Penelope Cruz in ‚Dolor y Gloria‘ von Pedro Almodóvar © Pathé

Erst diese fünf Filme sehen, dann alle anderen:

  1. Mon tissu préféré von Gaya Jiji. Verfänglich betörender, subversiver Film über eine Frau, die mitten im syrischen Bürgerkrieg die Macht ihres eigenen Körpers entdeckt.
  2. En liberté von Pierre Salvadori. Polizistin Yvonne erfährt, dass ihr verstorbener Mann ein korrupter Polizist war. Nun setzt sie sich heimlich für eines seiner Opfer ein und die Dinge werden kompliziert. Und komisch. Raffinierter Klamauk, dank Adèle Haenel in der Hauptrolle.
  3. Dolor y Gloria von Pedro Almodóvar. Unverhohlen autobiographisch, gleichzeitig stilisiert, selbstironisch und persönlich. Ein ziemlich raffinierter, oft auch anrührender Film über Wehleidigkeit und Einsicht. Mit Antonio Banderas als Almodóvars Alter Ego.
  4. Ray and Liz von Richard Billingham. Fast zwanzig Jahre nach seinem Fotoband widmet der britische Künstler seinen Eltern und seiner prekären Jugend einen schneidend klarsichtigen Film. Unangenehm, stark und bisweilen böse komisch.
  5. Stan & Ollie von Jon S. Baird. Steve Coogan ist Stan Laurel, John C. Reilly spielt Oliver Hardy. Das würde schon reichen.  Aber darüber hinaus ist das ein Film-Film und ein schönes Hassliebe-Drama. Enorm befriedigend!

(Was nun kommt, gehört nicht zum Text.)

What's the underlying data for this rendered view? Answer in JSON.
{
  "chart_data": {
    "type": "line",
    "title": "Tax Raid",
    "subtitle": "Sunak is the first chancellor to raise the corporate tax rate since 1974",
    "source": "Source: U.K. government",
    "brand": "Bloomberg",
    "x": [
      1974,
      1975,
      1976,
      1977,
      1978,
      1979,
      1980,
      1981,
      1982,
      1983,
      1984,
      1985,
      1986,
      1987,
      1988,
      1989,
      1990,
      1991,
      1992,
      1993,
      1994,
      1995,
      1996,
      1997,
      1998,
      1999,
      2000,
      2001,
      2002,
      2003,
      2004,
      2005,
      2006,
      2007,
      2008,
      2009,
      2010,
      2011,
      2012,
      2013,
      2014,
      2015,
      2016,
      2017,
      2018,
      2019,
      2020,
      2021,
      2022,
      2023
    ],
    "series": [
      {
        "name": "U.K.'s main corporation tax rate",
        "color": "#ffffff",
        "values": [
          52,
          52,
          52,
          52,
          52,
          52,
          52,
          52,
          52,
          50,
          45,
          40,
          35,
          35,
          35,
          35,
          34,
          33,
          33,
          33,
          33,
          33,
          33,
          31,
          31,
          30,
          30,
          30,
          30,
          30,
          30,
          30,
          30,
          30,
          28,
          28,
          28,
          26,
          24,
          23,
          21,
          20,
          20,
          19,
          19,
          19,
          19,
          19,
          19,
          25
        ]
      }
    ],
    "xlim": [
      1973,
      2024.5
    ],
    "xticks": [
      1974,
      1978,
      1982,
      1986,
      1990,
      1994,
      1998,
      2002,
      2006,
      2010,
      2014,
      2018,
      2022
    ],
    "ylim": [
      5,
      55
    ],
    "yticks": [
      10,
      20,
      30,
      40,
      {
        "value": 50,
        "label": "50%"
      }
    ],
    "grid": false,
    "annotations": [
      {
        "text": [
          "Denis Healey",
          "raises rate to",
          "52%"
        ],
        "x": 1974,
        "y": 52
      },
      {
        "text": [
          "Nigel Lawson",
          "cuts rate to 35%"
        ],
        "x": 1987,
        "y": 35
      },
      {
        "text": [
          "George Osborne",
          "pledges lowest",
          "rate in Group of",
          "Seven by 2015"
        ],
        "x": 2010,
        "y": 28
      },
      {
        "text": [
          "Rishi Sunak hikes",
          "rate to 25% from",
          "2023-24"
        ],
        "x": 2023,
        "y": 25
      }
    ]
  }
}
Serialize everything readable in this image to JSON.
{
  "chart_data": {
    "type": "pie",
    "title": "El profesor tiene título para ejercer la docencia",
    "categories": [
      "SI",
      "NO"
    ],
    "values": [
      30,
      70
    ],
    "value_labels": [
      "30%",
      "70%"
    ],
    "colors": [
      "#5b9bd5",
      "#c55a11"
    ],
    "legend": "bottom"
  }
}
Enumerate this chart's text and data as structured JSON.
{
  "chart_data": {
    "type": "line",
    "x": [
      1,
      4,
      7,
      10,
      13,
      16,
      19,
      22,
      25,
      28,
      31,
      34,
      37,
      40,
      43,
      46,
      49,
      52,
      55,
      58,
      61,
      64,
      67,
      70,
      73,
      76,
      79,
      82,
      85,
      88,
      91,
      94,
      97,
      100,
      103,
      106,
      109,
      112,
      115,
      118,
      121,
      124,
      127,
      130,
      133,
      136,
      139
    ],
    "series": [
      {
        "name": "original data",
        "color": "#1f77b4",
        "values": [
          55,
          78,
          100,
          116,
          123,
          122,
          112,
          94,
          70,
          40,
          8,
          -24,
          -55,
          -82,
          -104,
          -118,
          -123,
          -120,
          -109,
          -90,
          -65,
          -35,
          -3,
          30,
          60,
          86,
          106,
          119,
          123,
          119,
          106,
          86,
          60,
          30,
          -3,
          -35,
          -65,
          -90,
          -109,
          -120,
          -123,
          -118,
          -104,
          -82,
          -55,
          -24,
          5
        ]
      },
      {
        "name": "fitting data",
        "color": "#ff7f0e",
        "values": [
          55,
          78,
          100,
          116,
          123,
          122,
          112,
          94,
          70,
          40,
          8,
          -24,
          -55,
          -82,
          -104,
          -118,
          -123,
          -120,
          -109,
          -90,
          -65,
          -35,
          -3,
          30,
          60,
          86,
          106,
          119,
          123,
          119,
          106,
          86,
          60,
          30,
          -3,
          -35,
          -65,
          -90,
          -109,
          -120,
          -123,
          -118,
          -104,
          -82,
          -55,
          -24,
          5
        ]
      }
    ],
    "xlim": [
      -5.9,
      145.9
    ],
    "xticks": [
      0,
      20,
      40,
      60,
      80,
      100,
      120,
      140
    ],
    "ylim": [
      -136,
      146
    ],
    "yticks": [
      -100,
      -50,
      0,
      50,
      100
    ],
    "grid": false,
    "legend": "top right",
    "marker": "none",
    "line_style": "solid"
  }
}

Filmpodcast Nr. 610: Mon tissu préféré, Amanda

David (Vincent Lacoste) und seine Nichte Amanda (Isaure Multrier) © JMH

Kino im Kopf – mit Brigitte Häring. Erotik und Zärtlichkeit mitten in Krieg und Terror – darum drehen sich beide Filme, die wir heute in dieser Filmrolle haben: Georges Wyrsch spricht über Mon tissu préféré von Gaya Jiji. Und Ann Mayer hat Amanda von Mikhaël Hers gesehen. Und von mir gibt’s die Tonspur und die fünf Kurztipps, wie jede Woche.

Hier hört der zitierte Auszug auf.